The girl had a clock and that clock was very special. Its outer casing was brass, its face ivory with gilded numbers at the twelve, three, six, and nine. It had all the components a good clock out to have – a loop for a chain, the best cogs and gears in its clicking metal guts, two steel arms to indicate time – but it also had something no other clock in the world could claim. Along the top, made of fine brass and polished to a glinty shine, were two additional winding knobs. It was her job to turn those knobs.
People often claimed that time dragged when you wanted it to pass quickly. They said it flew by when you wanted to relish a moment. They spoke in metaphor, unknowing that there was a person whose very job it was to bend time to those specifications. The girl sat in her workshop and waited for the precious moments. She waited for wedding days and Disneyland to propel time forward. First dances, last goodbyes, and kisses in the rain – all of these things were rushed thanks to her turns upon the first knob. The second knob she reserved for other things, like waiting in line, meetings, classrooms, and four o’clock in the afternoon. She slowed everything to a stand still then, making sixty minutes feel like an ocean of time.

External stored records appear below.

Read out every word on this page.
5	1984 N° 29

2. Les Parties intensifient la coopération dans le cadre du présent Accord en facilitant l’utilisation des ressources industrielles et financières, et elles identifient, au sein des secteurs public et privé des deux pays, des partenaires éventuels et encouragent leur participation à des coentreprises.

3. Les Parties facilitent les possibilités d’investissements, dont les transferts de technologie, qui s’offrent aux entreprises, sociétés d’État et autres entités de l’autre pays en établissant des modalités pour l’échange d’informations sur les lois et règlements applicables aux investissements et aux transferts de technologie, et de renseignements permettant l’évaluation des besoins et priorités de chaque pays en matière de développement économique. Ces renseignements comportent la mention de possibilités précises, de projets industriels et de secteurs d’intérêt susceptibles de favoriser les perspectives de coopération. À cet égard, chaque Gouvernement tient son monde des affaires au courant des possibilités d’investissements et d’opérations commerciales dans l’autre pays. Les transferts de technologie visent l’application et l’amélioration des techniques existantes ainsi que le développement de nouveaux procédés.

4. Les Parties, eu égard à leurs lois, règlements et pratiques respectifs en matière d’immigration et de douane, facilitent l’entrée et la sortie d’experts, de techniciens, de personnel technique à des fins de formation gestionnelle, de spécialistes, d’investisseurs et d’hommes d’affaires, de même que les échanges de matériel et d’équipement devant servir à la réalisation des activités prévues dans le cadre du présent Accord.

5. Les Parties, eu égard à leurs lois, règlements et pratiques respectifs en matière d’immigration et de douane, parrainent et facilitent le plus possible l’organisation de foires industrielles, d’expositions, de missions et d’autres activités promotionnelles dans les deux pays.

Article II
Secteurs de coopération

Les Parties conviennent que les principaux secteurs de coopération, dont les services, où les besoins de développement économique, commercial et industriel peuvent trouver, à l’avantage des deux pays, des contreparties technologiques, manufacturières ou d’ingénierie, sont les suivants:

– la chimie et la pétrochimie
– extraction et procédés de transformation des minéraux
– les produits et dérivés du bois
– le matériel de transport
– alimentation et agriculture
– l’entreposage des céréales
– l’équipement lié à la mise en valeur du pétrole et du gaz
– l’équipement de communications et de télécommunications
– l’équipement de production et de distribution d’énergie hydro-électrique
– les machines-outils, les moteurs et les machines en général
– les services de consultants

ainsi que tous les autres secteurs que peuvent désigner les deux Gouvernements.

Her job wasn’t to ruin lives or deny anyone their happiest days. The girl in the workshop with her magic clock taught a lesson for those smart enough to heed it. All moments – big and small, fast or slow – should be respected for the gifts they are. Moments are experiences, and experiences are memories, and memories are trophies to be cherished. Appreciate what you have while you have it, and savor the slowness in between. Every moment is precious because every moment is life.